The 2020 presidential election has been on people’s minds since the last election four years ago. The Democratic hopefuls began as the most diverse group in history in terms of race and gender, yet by the Jan. 14 debate, it was an all-white stage. Though this could be for many reasons, it is important to ask why democratic voters felt a person of color could not beat Donald Trump in November.
Elizabeth Warren, the leading woman in the Democratic primary, is often discredited by prominent voices, including those in her progressive wing, as not being a promising match against Donald Trump. These standards could be rooted in sexism, or possibly in a low expectation of who American voters deem acceptable, since this election has very high stakes.
In response to the question of electability, Stephanie Kelley-Romano, Associate Professor of Rhetoric, Film, and Screen Studies, said, “Based on identity categories people are or are not electable. This is insulting to voters, the midterm elections showed us that these people are all electable. We’re electing Somali candidates in Lewiston, Maine,” a city that has seen generations of white leadership.
This understatement of what people find appropriate for public office has happened before. Barack Obama faced a lot of resistance from the left because of his name and race.
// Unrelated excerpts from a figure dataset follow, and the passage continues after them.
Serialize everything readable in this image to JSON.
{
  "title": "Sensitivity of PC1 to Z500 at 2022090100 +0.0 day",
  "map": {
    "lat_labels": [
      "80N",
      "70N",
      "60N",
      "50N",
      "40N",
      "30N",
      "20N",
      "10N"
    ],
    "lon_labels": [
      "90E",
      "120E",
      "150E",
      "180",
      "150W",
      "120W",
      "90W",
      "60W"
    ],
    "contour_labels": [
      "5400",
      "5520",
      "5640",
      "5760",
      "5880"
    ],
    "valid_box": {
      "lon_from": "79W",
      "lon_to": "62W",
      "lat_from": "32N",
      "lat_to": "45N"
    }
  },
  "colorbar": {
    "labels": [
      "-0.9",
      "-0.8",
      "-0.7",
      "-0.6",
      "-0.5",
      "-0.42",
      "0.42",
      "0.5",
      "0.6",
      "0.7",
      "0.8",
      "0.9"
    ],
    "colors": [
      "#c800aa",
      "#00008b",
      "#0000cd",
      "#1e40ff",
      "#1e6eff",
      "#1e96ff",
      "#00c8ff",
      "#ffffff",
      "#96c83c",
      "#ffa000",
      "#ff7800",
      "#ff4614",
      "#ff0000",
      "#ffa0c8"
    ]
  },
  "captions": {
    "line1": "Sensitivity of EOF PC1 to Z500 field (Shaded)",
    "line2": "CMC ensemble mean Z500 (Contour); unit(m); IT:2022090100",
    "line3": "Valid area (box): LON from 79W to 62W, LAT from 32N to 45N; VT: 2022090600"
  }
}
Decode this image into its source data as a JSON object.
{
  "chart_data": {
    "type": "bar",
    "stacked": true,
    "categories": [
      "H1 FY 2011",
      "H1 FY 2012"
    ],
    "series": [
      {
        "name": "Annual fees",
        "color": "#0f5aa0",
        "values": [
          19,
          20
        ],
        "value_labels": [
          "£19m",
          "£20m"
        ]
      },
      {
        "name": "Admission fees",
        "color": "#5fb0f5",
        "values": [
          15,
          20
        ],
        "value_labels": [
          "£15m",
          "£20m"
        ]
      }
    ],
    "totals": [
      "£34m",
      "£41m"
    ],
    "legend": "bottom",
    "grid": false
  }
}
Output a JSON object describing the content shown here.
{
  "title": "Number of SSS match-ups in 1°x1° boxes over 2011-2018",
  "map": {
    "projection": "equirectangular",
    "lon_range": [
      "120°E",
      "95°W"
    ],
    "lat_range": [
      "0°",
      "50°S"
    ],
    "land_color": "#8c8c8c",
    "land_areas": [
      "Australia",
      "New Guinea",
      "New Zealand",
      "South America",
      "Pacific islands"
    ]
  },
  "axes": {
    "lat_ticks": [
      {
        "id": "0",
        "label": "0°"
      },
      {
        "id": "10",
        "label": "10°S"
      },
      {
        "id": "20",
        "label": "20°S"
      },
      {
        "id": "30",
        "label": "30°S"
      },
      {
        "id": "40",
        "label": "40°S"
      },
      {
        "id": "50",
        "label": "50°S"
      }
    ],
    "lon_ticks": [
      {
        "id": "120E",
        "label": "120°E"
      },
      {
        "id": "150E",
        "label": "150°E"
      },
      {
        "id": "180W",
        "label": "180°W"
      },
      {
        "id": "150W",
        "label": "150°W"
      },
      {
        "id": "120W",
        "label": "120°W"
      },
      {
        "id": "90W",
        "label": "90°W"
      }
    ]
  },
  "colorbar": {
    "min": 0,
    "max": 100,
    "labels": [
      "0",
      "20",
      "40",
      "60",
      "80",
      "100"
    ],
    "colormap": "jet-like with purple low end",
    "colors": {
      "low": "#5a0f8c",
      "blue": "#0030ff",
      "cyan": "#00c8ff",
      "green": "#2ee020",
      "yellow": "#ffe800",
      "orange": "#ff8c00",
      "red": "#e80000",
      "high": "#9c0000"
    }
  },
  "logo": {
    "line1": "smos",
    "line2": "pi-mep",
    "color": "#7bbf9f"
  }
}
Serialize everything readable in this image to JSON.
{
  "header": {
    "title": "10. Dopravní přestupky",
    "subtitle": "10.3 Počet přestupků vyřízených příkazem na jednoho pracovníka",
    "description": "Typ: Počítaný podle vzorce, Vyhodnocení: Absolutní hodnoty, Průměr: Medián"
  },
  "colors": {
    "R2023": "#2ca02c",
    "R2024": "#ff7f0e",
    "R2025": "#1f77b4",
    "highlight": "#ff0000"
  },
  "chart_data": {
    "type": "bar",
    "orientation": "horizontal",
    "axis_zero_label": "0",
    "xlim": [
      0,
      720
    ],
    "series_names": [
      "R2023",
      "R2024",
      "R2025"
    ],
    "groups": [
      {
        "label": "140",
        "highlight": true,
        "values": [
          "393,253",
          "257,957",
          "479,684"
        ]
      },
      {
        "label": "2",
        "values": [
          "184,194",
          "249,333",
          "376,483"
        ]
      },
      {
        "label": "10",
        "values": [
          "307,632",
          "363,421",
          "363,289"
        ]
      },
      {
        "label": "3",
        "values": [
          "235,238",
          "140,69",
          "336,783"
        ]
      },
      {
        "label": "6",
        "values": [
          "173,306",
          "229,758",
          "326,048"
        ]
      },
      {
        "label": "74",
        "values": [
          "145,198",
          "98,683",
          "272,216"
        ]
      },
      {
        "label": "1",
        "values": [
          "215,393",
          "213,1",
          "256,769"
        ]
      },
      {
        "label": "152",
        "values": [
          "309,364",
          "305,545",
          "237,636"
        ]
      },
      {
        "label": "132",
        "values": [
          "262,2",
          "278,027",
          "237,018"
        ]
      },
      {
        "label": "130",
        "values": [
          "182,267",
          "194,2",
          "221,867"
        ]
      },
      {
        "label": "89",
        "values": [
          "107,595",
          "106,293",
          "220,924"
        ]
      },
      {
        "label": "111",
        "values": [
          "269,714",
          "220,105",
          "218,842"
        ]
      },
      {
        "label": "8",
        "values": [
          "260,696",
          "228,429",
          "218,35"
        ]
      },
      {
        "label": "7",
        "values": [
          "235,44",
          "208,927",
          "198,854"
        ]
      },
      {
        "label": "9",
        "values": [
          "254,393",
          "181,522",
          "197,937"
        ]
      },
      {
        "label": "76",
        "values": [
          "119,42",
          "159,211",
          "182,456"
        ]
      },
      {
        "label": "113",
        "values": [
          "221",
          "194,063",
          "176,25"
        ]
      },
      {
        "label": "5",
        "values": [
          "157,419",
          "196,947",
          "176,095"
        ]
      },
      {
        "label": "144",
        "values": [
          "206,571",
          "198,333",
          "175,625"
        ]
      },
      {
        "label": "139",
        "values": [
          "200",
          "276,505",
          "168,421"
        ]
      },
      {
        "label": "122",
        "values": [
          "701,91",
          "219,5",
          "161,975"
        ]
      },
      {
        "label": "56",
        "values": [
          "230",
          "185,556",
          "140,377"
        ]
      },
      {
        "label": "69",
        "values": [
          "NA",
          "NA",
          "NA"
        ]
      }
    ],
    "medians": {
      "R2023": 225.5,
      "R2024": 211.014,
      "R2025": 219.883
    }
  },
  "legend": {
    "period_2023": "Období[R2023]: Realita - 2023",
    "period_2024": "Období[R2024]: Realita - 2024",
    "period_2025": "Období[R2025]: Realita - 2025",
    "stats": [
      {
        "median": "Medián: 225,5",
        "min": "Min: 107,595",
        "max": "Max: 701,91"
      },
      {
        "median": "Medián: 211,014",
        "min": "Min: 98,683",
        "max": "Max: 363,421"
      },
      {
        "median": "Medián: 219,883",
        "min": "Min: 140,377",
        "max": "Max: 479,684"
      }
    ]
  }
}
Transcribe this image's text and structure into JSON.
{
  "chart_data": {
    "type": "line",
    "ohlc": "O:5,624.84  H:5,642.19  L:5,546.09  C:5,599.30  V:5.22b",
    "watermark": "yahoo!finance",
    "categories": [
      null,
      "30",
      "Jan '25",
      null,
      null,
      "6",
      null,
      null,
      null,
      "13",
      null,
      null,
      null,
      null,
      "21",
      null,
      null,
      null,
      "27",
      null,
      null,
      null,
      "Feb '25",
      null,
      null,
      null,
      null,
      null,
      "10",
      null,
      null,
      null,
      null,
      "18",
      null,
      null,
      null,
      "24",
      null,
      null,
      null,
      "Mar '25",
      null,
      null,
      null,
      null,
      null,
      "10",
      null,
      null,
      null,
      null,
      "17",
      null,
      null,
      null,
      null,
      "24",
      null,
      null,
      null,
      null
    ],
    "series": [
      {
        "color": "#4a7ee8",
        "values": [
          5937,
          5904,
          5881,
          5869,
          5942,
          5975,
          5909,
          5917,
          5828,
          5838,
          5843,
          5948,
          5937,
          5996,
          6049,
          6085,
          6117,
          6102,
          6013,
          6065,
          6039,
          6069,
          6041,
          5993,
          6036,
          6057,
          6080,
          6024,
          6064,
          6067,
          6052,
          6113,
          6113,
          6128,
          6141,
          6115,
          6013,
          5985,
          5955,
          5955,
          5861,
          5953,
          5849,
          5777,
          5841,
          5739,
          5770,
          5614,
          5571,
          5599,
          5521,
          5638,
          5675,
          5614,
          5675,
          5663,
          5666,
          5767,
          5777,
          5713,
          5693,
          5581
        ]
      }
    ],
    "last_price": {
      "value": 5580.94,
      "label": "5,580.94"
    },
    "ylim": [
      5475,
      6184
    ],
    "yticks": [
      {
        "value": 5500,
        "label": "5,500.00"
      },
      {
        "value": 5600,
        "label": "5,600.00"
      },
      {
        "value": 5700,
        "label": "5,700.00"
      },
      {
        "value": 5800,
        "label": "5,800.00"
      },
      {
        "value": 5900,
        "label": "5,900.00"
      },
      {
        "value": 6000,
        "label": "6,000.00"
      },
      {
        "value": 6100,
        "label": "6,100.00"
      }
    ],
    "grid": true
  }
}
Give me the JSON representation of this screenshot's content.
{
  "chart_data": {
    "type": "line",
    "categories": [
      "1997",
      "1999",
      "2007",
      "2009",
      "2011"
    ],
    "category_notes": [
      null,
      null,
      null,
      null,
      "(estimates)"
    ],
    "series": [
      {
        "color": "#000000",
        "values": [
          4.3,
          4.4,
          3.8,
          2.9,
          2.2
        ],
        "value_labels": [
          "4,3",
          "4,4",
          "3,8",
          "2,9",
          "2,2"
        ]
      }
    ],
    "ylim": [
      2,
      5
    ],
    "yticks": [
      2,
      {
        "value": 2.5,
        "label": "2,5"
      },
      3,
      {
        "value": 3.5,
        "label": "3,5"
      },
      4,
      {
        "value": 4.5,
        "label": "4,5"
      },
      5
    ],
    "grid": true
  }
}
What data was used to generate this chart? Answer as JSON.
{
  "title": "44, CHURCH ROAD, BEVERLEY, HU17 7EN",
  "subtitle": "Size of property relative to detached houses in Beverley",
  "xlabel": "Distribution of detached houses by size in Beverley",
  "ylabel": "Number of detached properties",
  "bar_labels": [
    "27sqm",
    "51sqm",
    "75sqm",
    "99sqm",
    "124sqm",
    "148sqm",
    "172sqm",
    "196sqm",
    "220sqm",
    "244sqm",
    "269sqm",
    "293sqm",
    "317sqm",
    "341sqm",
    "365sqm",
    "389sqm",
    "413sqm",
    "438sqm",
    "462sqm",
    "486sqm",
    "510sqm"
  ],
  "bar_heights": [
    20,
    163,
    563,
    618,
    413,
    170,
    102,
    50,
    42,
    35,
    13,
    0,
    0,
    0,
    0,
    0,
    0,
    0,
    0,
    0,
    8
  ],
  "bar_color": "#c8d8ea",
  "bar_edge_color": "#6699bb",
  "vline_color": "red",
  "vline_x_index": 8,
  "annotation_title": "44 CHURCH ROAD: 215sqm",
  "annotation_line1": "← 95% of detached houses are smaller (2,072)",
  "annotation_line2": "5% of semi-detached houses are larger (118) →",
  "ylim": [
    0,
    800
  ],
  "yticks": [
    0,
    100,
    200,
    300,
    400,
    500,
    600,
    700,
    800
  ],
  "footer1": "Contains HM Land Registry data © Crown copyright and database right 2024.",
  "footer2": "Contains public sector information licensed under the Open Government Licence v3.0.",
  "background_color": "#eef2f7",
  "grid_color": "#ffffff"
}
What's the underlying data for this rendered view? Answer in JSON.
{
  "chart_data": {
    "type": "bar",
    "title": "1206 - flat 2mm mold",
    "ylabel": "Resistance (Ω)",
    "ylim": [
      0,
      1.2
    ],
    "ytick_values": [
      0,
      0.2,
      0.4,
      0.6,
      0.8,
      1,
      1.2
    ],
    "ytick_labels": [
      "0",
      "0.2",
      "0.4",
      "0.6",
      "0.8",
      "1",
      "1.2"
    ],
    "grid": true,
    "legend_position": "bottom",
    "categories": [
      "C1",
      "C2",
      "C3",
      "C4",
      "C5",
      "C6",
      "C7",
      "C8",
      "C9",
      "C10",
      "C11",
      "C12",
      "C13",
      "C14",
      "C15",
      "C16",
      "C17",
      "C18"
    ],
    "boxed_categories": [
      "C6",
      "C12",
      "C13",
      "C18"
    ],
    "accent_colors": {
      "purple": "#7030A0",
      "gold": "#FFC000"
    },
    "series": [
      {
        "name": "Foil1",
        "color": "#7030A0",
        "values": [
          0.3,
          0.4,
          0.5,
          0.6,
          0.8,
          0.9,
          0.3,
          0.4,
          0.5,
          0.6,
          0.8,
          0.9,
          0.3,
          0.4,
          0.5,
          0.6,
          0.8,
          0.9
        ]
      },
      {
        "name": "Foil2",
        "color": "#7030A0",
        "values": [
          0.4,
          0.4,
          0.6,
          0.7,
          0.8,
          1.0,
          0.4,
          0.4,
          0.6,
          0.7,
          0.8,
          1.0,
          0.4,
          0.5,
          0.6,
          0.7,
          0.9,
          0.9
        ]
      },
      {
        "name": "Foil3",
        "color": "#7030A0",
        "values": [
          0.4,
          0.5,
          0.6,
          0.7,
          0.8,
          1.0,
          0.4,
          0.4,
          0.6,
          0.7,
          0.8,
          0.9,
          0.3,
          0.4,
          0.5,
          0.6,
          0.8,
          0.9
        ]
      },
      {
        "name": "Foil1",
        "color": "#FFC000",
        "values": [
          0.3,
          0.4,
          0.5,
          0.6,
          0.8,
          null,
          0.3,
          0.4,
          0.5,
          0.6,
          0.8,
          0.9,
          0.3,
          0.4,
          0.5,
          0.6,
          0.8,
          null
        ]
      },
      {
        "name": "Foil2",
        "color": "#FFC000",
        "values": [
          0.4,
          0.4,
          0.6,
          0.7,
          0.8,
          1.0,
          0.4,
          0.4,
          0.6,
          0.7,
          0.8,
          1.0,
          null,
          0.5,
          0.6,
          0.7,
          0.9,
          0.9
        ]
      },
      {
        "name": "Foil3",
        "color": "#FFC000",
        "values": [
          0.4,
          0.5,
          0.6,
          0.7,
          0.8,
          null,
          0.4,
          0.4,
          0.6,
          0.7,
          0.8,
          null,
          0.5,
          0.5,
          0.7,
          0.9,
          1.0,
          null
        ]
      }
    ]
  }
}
In December of 2018, while in London for her book tour, Michelle Obama said that though she supported her husband’s 2008 bid, she did not believe that he would win, saying, “I didn’t believe that America was ready for a black president, let alone a black president named Barack Hussein Obama.” The 44th President followed George W. Bush; a conservative president who pushed legislation, which held ideals that are now being rejecting by the modern progressive movement.
The United States regularly swings the other way when electing a government that goes far in one ideological direction. Take Jimmy Carter’s liberal government being proceeded by Ronald Reagan in 1980 and George W. Bush beating liberal Vice President, Al Gore, in 2000. Following this trend it would seem that Donald Trump, an extremist choice for republicans, would be proceeded by a more progressive choice. Electing a person of color, possibly a Black woman, would be a considerable shift from the Trump administration’s history with racism.
Some voters’ fears of Elizabeth Warren not being able to beat out the incumbent in the battleground states as a woman could be due to memories of the 2016 election. The New York Times’ forecast reported that Hillary Clinton had an “85% chance to win” on election night, many other reliable sources predicted that she would win with more than 30 points. Americans were sure Trump would lose, and when he didn’t, the traditions of communication and discourse surrounding politics radically changed.
Professor Kelley-Romano recalled holding watch parties with the Rhetoric department where they could typically predict any given address in the manner of oration and messages. Trump, disrupting this normalcy along with political extremism increasing around him, has changed the landscape of political discourse. This huge change is shocking to many, and the discourse around reversing that change is largely focused on choosing a more moderate, hence safe, option.
Populations of color, an increasingly large target of violence since the Trump administration in terms of policy and influence, do not believe that the pendulum of American presidents will swing towards a progressive choice. On Jan. 11, The Washington Post reported, “On the question of which Democrat has the best chance to defeat Trump in November, Biden is cited by 53 percent of African American Democrats, compared with 18 percent who name Sanders. All the other candidates are in single digits.” Similar trends are seen among Hispanic communities in the Quinnipiac University poll done on Dec. 18. Though a very diverse field with varying levels of education and income brackets included, this voting block is very beneficial for Biden’s campaign to present itself as the favored option among Democrats.
Since the share of voters that believe Biden has a better chance of beating Donald Trump is more diverse, Biden appears as the more progressive candidate. Considering Biden’s history with busing restrictions in the 1970s, his treatment of Anita Hill, the contentious Violent Crime Control and Law Enforcement Act and his support for the invasion of Iraq, he is considered moderate when compared to Sanders and Warren. Rather, Biden is campaigning on the nostalgia of eight years of the Obama administration, his emphasis on the middle class, and being popular among people of color. This is without considering the potential distrust rooted in their support of a moderate candidate.
Support from communities was not as present for Cory Booker or Kamala Harris, despite their many attempts to discuss Black issues, like Harris’ famed confrontation of Biden regarding his previous position on busing as a means of integrating schools. The rightful distrust in communities of color, other disenfranchised groups and democrats concerned with pressing, and timely, progressive policies likely produced a stage of candidates deemed electable when faced with a possibility of four more years of the Trump administration.